In carcere per l’omicidio di via Cimarosa, condannato anche per maltrattamenti verso l’ex convivente

Il tunisino Mohamed Addaji ha respinto le accuse: il suo legale ha mostrato in aula anche le lettere "affettuose" che la ex gli ha spedito in carcere

Mohamed Addaji

Savona. Nel gennaio del 2016 era stato condannato a dieci anni e otto mesi di reclusione in abbreviato per l’omicidio di via Cimarosa. Questa mattina il tunisino Mohamed Addaji, 40 anni, è stato nuovamente condannato in tribunale a Savona, ma per l’accusa di maltrattamenti in famiglia.

Il giudice Emilio Fois gli ha inflitto una pena di due anni e sei mesi di reclusione. Secondo quanto denunciato dalla ex compagna del tunisino, una donna italiana, la loro convivenza sarebbe stata macchiata da molti comportamenti violenti da parte dell’uomo. In particolare, per tutta la durata della loro relazione, iniziata nel 2011 e finita nel 2015, Addaji avrebbe alzato spesso le mani contro la ex convivente (anche se non ci sono certificati medici che lo confermino), oltre che insultarla.

Accuse dalle quali l’uomo, assistito dall’avvocato Lucrezia Novaro, si è sempre difeso. Il legale di Addaji ha anche depositato in aula alcune lettere che la ex convivente ha mandato all’uomo mentre si trovava già in carcere e quindi dopo che lei lo aveva denunciato. Messaggi nei quali, come ha sottolineato la difesa, la donna avrebbe manifestato soltanto affetto verso di lui senza fare nessun riferimento ad eventuali maltrattamenti.

Un elemento che però non ha evitato la condanna ad Addaji. Un verdetto contro il quale l’avvocato Novaro ha già annunciato che presenterà ricorso alla Corte d’Appello.

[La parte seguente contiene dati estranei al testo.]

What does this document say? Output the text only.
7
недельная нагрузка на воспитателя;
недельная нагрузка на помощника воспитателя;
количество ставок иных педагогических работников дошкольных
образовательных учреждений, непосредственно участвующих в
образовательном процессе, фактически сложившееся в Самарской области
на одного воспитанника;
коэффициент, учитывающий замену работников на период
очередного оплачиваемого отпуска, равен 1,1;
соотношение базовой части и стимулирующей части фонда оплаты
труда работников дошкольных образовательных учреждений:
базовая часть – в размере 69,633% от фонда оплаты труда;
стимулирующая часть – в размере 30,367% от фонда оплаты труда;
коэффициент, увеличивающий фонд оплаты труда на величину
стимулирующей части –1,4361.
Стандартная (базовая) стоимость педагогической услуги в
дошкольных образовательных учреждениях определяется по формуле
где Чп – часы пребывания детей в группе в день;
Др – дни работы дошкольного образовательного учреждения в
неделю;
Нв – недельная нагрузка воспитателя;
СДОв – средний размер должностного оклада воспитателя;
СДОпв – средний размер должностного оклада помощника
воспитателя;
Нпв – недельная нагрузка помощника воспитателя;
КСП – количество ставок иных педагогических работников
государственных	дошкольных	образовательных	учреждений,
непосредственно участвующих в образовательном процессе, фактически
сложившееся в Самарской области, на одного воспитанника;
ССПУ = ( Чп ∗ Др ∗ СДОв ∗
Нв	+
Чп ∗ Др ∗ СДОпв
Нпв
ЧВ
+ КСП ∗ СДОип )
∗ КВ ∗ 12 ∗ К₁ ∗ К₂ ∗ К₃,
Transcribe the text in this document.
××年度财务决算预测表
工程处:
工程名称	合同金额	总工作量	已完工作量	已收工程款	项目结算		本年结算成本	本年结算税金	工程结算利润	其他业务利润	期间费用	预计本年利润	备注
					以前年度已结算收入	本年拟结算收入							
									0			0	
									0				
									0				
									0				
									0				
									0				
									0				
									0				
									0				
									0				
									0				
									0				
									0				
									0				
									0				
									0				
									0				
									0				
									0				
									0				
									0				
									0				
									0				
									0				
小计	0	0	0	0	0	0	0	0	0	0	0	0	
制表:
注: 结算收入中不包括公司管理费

Nel frattempo Addaji resta in carcere dove sta scontando la condanna per omicidio preterintenzionale per quanto successo il 17 luglio del 2015 quando aveva ucciso il connazionale Salah Boussedra nel corso della rissa scoppiata in via Cimarosa a Savona. Dal quadro accusatorio era emerso che da parte sua ci fosse la volontà di ferire il connazionale ad un braccio, quindi non in una zona potenzialmente mortale. Come aveva accertato il medico legale Marco Canepa, il fendente aveva però reciso l’arteria brachiale provocando un’emorragia fatale per la vittima.

Nel processo l’imputato ha solo ammesso di aver colpito con una bottigliata in testa il cugino della vittima, senza mai confessare di aver ferito mortalmente Salah Boussedra.